Amazon second-quarter results beat expectations with its performance. The results, announced on Thursday, led to a 13% rise in stock market prices.

The company reported an Earnings per share (EPS) of -20 cents. The revenue is $121.23, better than expectations of $119.09.

Other Amazon segments also performed well. Amazon Web Services reported revenue of $19.7 billion against expectations of $19.56. In addition, the company’s advertising services brought in $8.76 billion against expectations of $8.65.

Amazon thus had revenue growth of 7% in the second quarter. This is in contrast to poor performances by other Big Tech companies. Apple and Amazon are the only companies to have resisted this trend.

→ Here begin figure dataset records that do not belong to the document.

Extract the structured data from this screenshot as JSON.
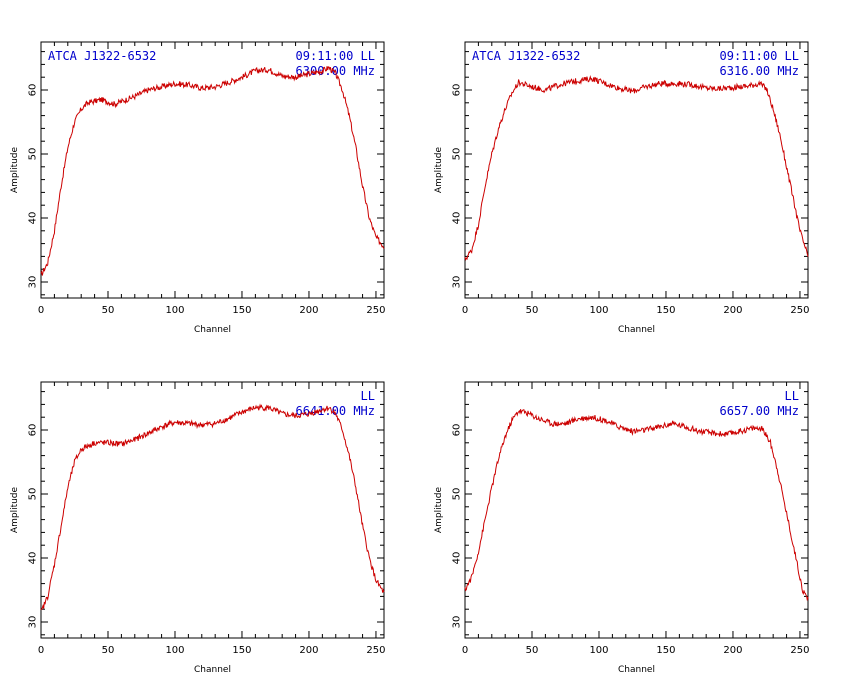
{
  "chart_data": [
    {
      "type": "line",
      "annotations": {
        "left": "ATCA J1322-6532",
        "right1": "09:11:00  LL",
        "right2": "6300.00 MHz"
      },
      "xlabel": "Channel",
      "ylabel": "Amplitude",
      "xlim": [
        0,
        256
      ],
      "ylim": [
        27.5,
        67.5
      ],
      "xticks": [
        0,
        50,
        100,
        150,
        200,
        250
      ],
      "yticks": [
        30,
        40,
        50,
        60
      ],
      "series": [
        {
          "color": "#cc0000",
          "points": [
            [
              0,
              31
            ],
            [
              5,
              33
            ],
            [
              10,
              38
            ],
            [
              15,
              45
            ],
            [
              20,
              51
            ],
            [
              25,
              55
            ],
            [
              30,
              57
            ],
            [
              35,
              58
            ],
            [
              45,
              58.5
            ],
            [
              55,
              57.8
            ],
            [
              70,
              59
            ],
            [
              80,
              60
            ],
            [
              90,
              60.5
            ],
            [
              100,
              61
            ],
            [
              110,
              60.8
            ],
            [
              120,
              60.3
            ],
            [
              130,
              60.5
            ],
            [
              140,
              61.2
            ],
            [
              150,
              62
            ],
            [
              160,
              63
            ],
            [
              170,
              63.2
            ],
            [
              180,
              62.2
            ],
            [
              190,
              62
            ],
            [
              200,
              62.5
            ],
            [
              210,
              63
            ],
            [
              215,
              63.5
            ],
            [
              220,
              62.5
            ],
            [
              225,
              60
            ],
            [
              230,
              56
            ],
            [
              235,
              51
            ],
            [
              240,
              45
            ],
            [
              245,
              40
            ],
            [
              250,
              37
            ],
            [
              256,
              35.5
            ]
          ]
        }
      ]
    },
    {
      "type": "line",
      "annotations": {
        "left": "ATCA J1322-6532",
        "right1": "09:11:00  LL",
        "right2": "6316.00 MHz"
      },
      "xlabel": "Channel",
      "ylabel": "Amplitude",
      "xlim": [
        0,
        256
      ],
      "ylim": [
        27.5,
        67.5
      ],
      "xticks": [
        0,
        50,
        100,
        150,
        200,
        250
      ],
      "yticks": [
        30,
        40,
        50,
        60
      ],
      "series": [
        {
          "color": "#cc0000",
          "points": [
            [
              0,
              33.5
            ],
            [
              5,
              35
            ],
            [
              10,
              39
            ],
            [
              15,
              45
            ],
            [
              20,
              50
            ],
            [
              25,
              54
            ],
            [
              30,
              57
            ],
            [
              35,
              59.5
            ],
            [
              40,
              61.2
            ],
            [
              50,
              60.5
            ],
            [
              60,
              60
            ],
            [
              70,
              60.8
            ],
            [
              80,
              61.3
            ],
            [
              95,
              61.8
            ],
            [
              105,
              61
            ],
            [
              115,
              60.3
            ],
            [
              125,
              59.8
            ],
            [
              135,
              60.5
            ],
            [
              145,
              61
            ],
            [
              160,
              61
            ],
            [
              170,
              60.8
            ],
            [
              180,
              60.3
            ],
            [
              190,
              60.2
            ],
            [
              200,
              60.4
            ],
            [
              210,
              60.6
            ],
            [
              220,
              61
            ],
            [
              225,
              60.2
            ],
            [
              230,
              57
            ],
            [
              235,
              53
            ],
            [
              240,
              48
            ],
            [
              245,
              43
            ],
            [
              250,
              38
            ],
            [
              256,
              34
            ]
          ]
        }
      ]
    },
    {
      "type": "line",
      "annotations": {
        "left": "",
        "right1": "LL",
        "right2": "6641.00 MHz"
      },
      "xlabel": "Channel",
      "ylabel": "Amplitude",
      "xlim": [
        0,
        256
      ],
      "ylim": [
        27.5,
        67.5
      ],
      "xticks": [
        0,
        50,
        100,
        150,
        200,
        250
      ],
      "yticks": [
        30,
        40,
        50,
        60
      ],
      "series": [
        {
          "color": "#cc0000",
          "points": [
            [
              0,
              31.5
            ],
            [
              5,
              34
            ],
            [
              10,
              39
            ],
            [
              15,
              45
            ],
            [
              20,
              51
            ],
            [
              25,
              55
            ],
            [
              30,
              57
            ],
            [
              40,
              58
            ],
            [
              50,
              58
            ],
            [
              60,
              57.8
            ],
            [
              70,
              58.5
            ],
            [
              80,
              59.5
            ],
            [
              90,
              60.5
            ],
            [
              100,
              61.2
            ],
            [
              110,
              61
            ],
            [
              120,
              60.8
            ],
            [
              130,
              61
            ],
            [
              140,
              61.8
            ],
            [
              150,
              62.8
            ],
            [
              160,
              63.5
            ],
            [
              170,
              63.5
            ],
            [
              180,
              62.5
            ],
            [
              190,
              62.2
            ],
            [
              200,
              62.5
            ],
            [
              210,
              63.2
            ],
            [
              215,
              63.5
            ],
            [
              220,
              62.5
            ],
            [
              225,
              60
            ],
            [
              230,
              56
            ],
            [
              235,
              51
            ],
            [
              240,
              45
            ],
            [
              245,
              40
            ],
            [
              250,
              36.5
            ],
            [
              256,
              34.5
            ]
          ]
        }
      ]
    },
    {
      "type": "line",
      "annotations": {
        "left": "",
        "right1": "LL",
        "right2": "6657.00 MHz"
      },
      "xlabel": "Channel",
      "ylabel": "Amplitude",
      "xlim": [
        0,
        256
      ],
      "ylim": [
        27.5,
        67.5
      ],
      "xticks": [
        0,
        50,
        100,
        150,
        200,
        250
      ],
      "yticks": [
        30,
        40,
        50,
        60
      ],
      "series": [
        {
          "color": "#cc0000",
          "points": [
            [
              0,
              35
            ],
            [
              5,
              37
            ],
            [
              10,
              41
            ],
            [
              15,
              46
            ],
            [
              20,
              51
            ],
            [
              25,
              55.5
            ],
            [
              30,
              59
            ],
            [
              35,
              61.5
            ],
            [
              40,
              63
            ],
            [
              45,
              62.8
            ],
            [
              55,
              61.8
            ],
            [
              65,
              61
            ],
            [
              75,
              61
            ],
            [
              85,
              61.8
            ],
            [
              95,
              62
            ],
            [
              105,
              61.5
            ],
            [
              115,
              60.5
            ],
            [
              125,
              59.8
            ],
            [
              135,
              60
            ],
            [
              145,
              60.5
            ],
            [
              155,
              61
            ],
            [
              165,
              60.5
            ],
            [
              175,
              59.8
            ],
            [
              185,
              59.5
            ],
            [
              195,
              59.3
            ],
            [
              205,
              59.8
            ],
            [
              215,
              60.3
            ],
            [
              222,
              60.2
            ],
            [
              228,
              58
            ],
            [
              233,
              54
            ],
            [
              238,
              49
            ],
            [
              243,
              44
            ],
            [
              248,
              39
            ],
            [
              252,
              35
            ],
            [
              256,
              33.5
            ]
          ]
        }
      ]
    }
  ]
}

These good figures come against the backdrop of higher costs and rising inflation. The company stated that it is working to resolve controllable costs. Inflation has driven fuel, energy, and transportation costs up. They achieved this performance through productivity improvements.

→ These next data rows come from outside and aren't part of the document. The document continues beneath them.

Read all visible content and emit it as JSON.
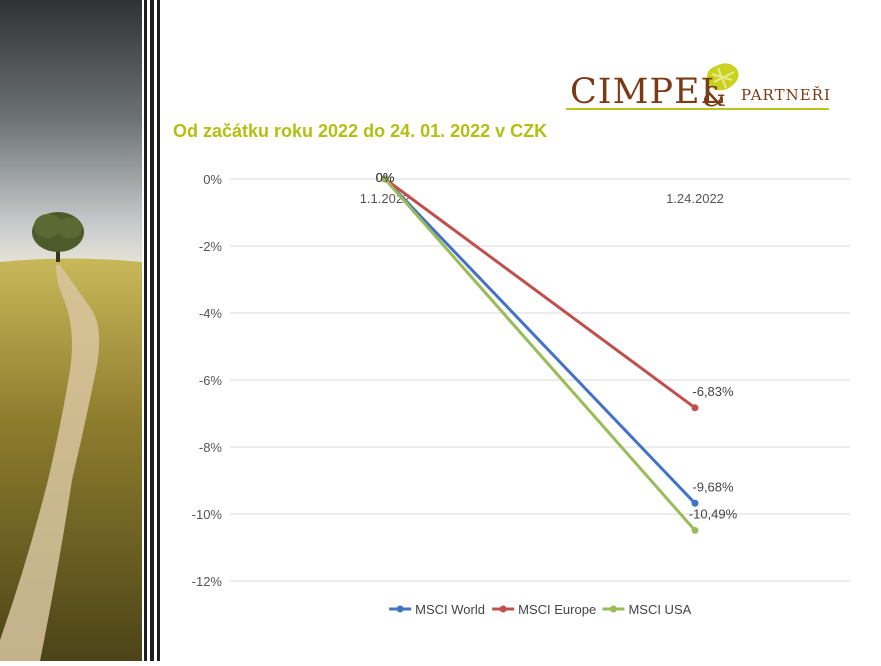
{
  "logo": {
    "name_main": "CIMPEL",
    "name_amp": "&",
    "name_sub": "PARTNEŘI",
    "color": "#7a3b15",
    "accent": "#bcc51f"
  },
  "chart_data": {
    "type": "line",
    "title": "Od začátku roku 2022 do 24. 01. 2022 v CZK",
    "categories": [
      "1.1.2022",
      "1.24.2022"
    ],
    "ylim": [
      -12,
      0
    ],
    "yticks": [
      0,
      -2,
      -4,
      -6,
      -8,
      -10,
      -12
    ],
    "ytick_labels": [
      "0%",
      "-2%",
      "-4%",
      "-6%",
      "-8%",
      "-10%",
      "-12%"
    ],
    "grid": true,
    "legend_position": "bottom",
    "series": [
      {
        "name": "MSCI World",
        "values": [
          0,
          -9.68
        ],
        "labels": [
          "0%",
          "-9,68%"
        ],
        "color": "#4472c4"
      },
      {
        "name": "MSCI Europe",
        "values": [
          0,
          -6.83
        ],
        "labels": [
          "0%",
          "-6,83%"
        ],
        "color": "#c0504d"
      },
      {
        "name": "MSCI USA",
        "values": [
          0,
          -10.49
        ],
        "labels": [
          "0%",
          "-10,49%"
        ],
        "color": "#9bbb59"
      }
    ]
  }
}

Amazon is also curtailing its workforce and shedding unnecessary costs. During the pandemic, companies rapidly expanded, riding the booming e-com wave. However, the e-com space has lost steam after the pandemic. Hence companies are dwindling down their operations to cut back on costs.

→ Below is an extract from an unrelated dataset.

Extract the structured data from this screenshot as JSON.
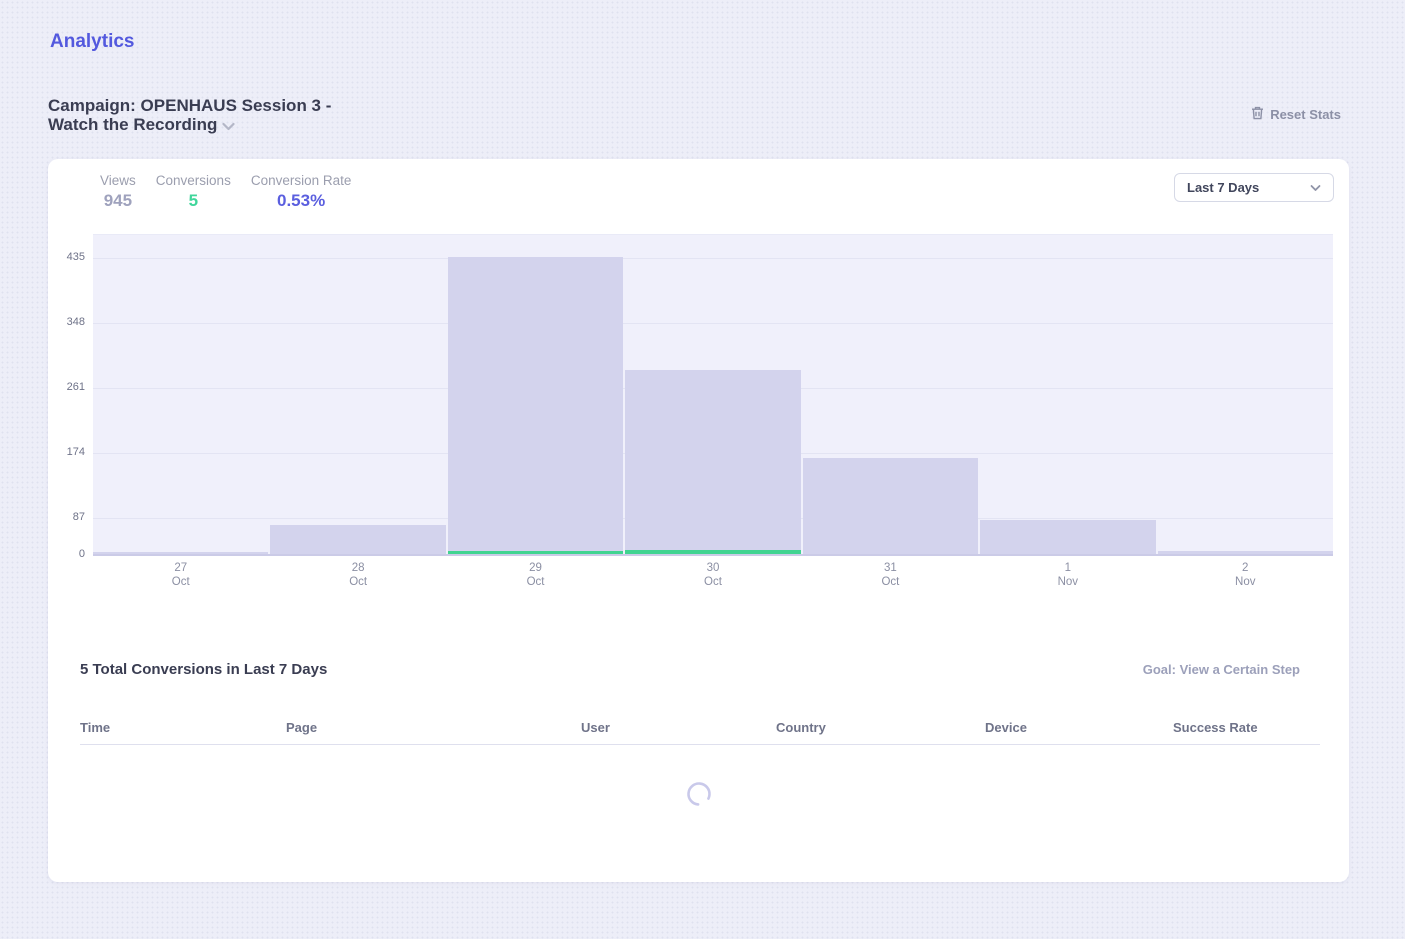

Amazon laid off 99,000 employees till the end of the second quarter. It has also slowed down recruiting. Amazon will continue to hire for AWS and its advertising unit, though.

Amazon reported a 4% decline in its online stores segment. It reflects post-covid stagnancy in the e-com space. However, its advertising business is growing fast. Ad revenue has grown by 18% in the second quarter.

This is again in contrast to advertising revenue in other companies. For example, Facebook reported a first-ever loss in Ad revenue. Similarly, YouTube’s ad revenue growth dropped to 4.8% from 84% a year ago.

Amazon’s CEO Andy Jassy’s perception will swing positive. The second-quarter results show that he efficiently handled the company in his first year. He now faces the task of accelerating growth in Amazon’s core retail business. Investors’ interest in the company depends on whether they can achieve that.